To kolejny raz, gdy detetywi Grupy AVERTO walczyli z problemem dzikich lokatorów. Tym razem sytuacja jest jeszcze bardziej oburzająca – lokatorzy zajęli kawalerkę mężczyzny, który wychowuje niepełnosprawne dzieci, a oni na brak pieniędzy nie mogą narzekać. Tematem zajęła się „Interwencja” Telewizji Polsat.

Pan Grzegorz mieszka w Bielsku Białej. W grudniu zeszłego roku wynajął kawalerkę Pani Ewie i jej synowi. Już przy pierwszym czynszu zaczęły pojawiać się problemy, wymówki i prośby o cierpliwość w związku z brakiem płatności. Aktualnie dług najemcy wynosi około 17,5 tyś. złotych.

– W grudniu wynająłem mieszkanie Pani Ewie i jej synowi. Podpisaliśmy umowę. Już przy pierwszej płatności za czynsz zaczęły się problemy. Teraz dług przekroczył już siedemnaście tysięcy – mówi Pan Grzegorz.

Pan Grzegorz jest ojcem trójki dzieci, które wychowuje wraz z żoną. Ze względu na fakt, iż dwójka z nich jest niepełnosprawna, Pan Grzegorz nie pracuje zawodowo, aby zapewnić dzieciom odpowiednią opiekę. Z poczucia bezradności zwrócił się o pomoc do agencji detektywistycznej.

– Okazało się i potwierdziło, że Pani Ewa i jej syn nie są osobami biednymi. Nie płacą za czynsz najmu, ale poruszają się samochodem o wartości ponad 100 tysięcy złotych. Mają środki finansowe na samochód, paliwo, pewnie raty leasingowe za to auto. Wyjaśniając, prawdopodobnie osoba trzecia jest właścicielem leasingu, aby komornik nie mógł zająć samochodu i innego majątku. Oczywiście jest to nielegalne i tym także należy się zająć – mówi detektywka Małgorzata Marczulewska, grupa Averto.

Detektywka Małgorzata Marczulewska ustaliła wiele faktów, a także udało jej się nawiązać kontakt telefoniczny z synem najemczyni. Okazało się, że pomimo, iż oficjalnie żadne z nich nie pracuje to posiadają środki do życia, a także poruszają się luksusowym samochodem.

– Klient podczas jednego pobytu zobaczył, że na stole stoi kilka komputerów.

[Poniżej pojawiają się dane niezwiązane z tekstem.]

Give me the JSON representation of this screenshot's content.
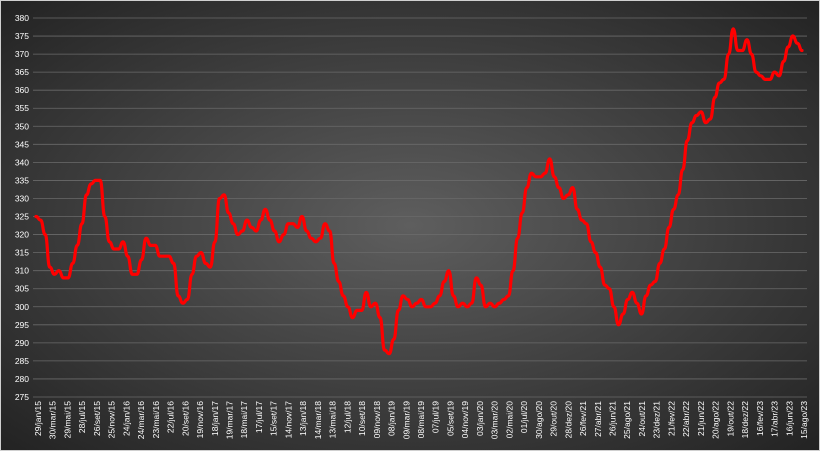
{
  "chart_data": {
    "type": "line",
    "title": "",
    "xlabel": "",
    "ylabel": "",
    "ylim": [
      275,
      380
    ],
    "yticks": [
      275,
      280,
      285,
      290,
      295,
      300,
      305,
      310,
      315,
      320,
      325,
      330,
      335,
      340,
      345,
      350,
      355,
      360,
      365,
      370,
      375,
      380
    ],
    "grid": "horizontal",
    "legend": "none",
    "colors": {
      "line": "#ff0000",
      "background_center": "#5e5e5e",
      "background_edge": "#1f1f1f",
      "grid": "#6a6a6a",
      "text": "#ffffff"
    },
    "xtick_labels": [
      "29/jan/15",
      "30/mar/15",
      "29/mai/15",
      "28/jul/15",
      "26/set/15",
      "25/nov/15",
      "24/jan/16",
      "24/mar/16",
      "23/mai/16",
      "22/jul/16",
      "20/set/16",
      "19/nov/16",
      "18/jan/17",
      "19/mar/17",
      "18/mai/17",
      "17/jul/17",
      "15/set/17",
      "14/nov/17",
      "13/jan/18",
      "14/mar/18",
      "13/mai/18",
      "12/jul/18",
      "10/set/18",
      "09/nov/18",
      "08/jan/19",
      "09/mar/19",
      "08/mai/19",
      "07/jul/19",
      "05/set/19",
      "04/nov/19",
      "03/jan/20",
      "03/mar/20",
      "02/mai/20",
      "01/jul/20",
      "30/ago/20",
      "29/out/20",
      "28/dez/20",
      "26/fev/21",
      "27/abr/21",
      "26/jun/21",
      "25/ago/21",
      "24/out/21",
      "23/dez/21",
      "21/fev/22",
      "22/abr/22",
      "21/jun/22",
      "20/ago/22",
      "19/out/22",
      "18/dez/22",
      "16/fev/23",
      "17/abr/23",
      "16/jun/23",
      "15/ago/23"
    ],
    "series": [
      {
        "values": [
          325,
          324,
          320,
          311,
          309,
          310,
          308,
          308,
          312,
          317,
          323,
          331,
          334,
          335,
          335,
          325,
          318,
          316,
          316,
          318,
          314,
          309,
          309,
          313,
          319,
          317,
          317,
          314,
          314,
          314,
          312,
          303,
          301,
          302,
          309,
          314,
          315,
          312,
          311,
          318,
          330,
          331,
          326,
          323,
          320,
          321,
          324,
          322,
          321,
          324,
          327,
          324,
          321,
          318,
          320,
          323,
          323,
          322,
          325,
          321,
          319,
          318,
          319,
          323,
          321,
          312,
          307,
          303,
          300,
          297,
          299,
          299,
          304,
          300,
          301,
          297,
          288,
          287,
          291,
          299,
          303,
          302,
          300,
          301,
          302,
          300,
          300,
          301,
          303,
          307,
          310,
          303,
          300,
          301,
          300,
          301,
          308,
          306,
          300,
          301,
          300,
          301,
          302,
          303,
          310,
          319,
          326,
          333,
          337,
          336,
          336,
          337,
          341,
          336,
          333,
          330,
          331,
          333,
          327,
          324,
          323,
          318,
          315,
          311,
          306,
          305,
          300,
          295,
          298,
          302,
          304,
          301,
          298,
          303,
          306,
          307,
          312,
          316,
          322,
          327,
          331,
          338,
          346,
          351,
          353,
          354,
          351,
          352,
          358,
          362,
          363,
          370,
          377,
          371,
          371,
          374,
          370,
          365,
          364,
          363,
          363,
          365,
          364,
          368,
          372,
          375,
          373,
          371
        ]
      }
    ]
  }
}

Istnieje prawdopodobieństwo, że syn kopie bitcoiny lub zarabia w sposób zdalny. Jednak według moich ustaleń, nie posiada legalnej pracy – mówi Małgorzata Marczulewska.

Przepisy prawa jasno wskazują, iż Pan Grzegorz nie ma zbyt wielu możliwości działania. Ustawa o ochronie praw lokatorów mówi o tym, iż nie może wejść do własnego mieszkania i musi utrzymywać dzikich najemców do czasu zakończenia postępowania eksmisyjnego.

– Istnieje ogromna dysproporcja pomiędzy prawami lokatorów a właściciela. Postępowanie eksmisyjne jest długotrwałe. Zgodnie z prawem właściciel nie może wejść siłowo do mieszkania, kiedy jest zawarta umowa najmu. Nawet gdy nie płaci czynszu– mówi Ewa Działek, prawnik.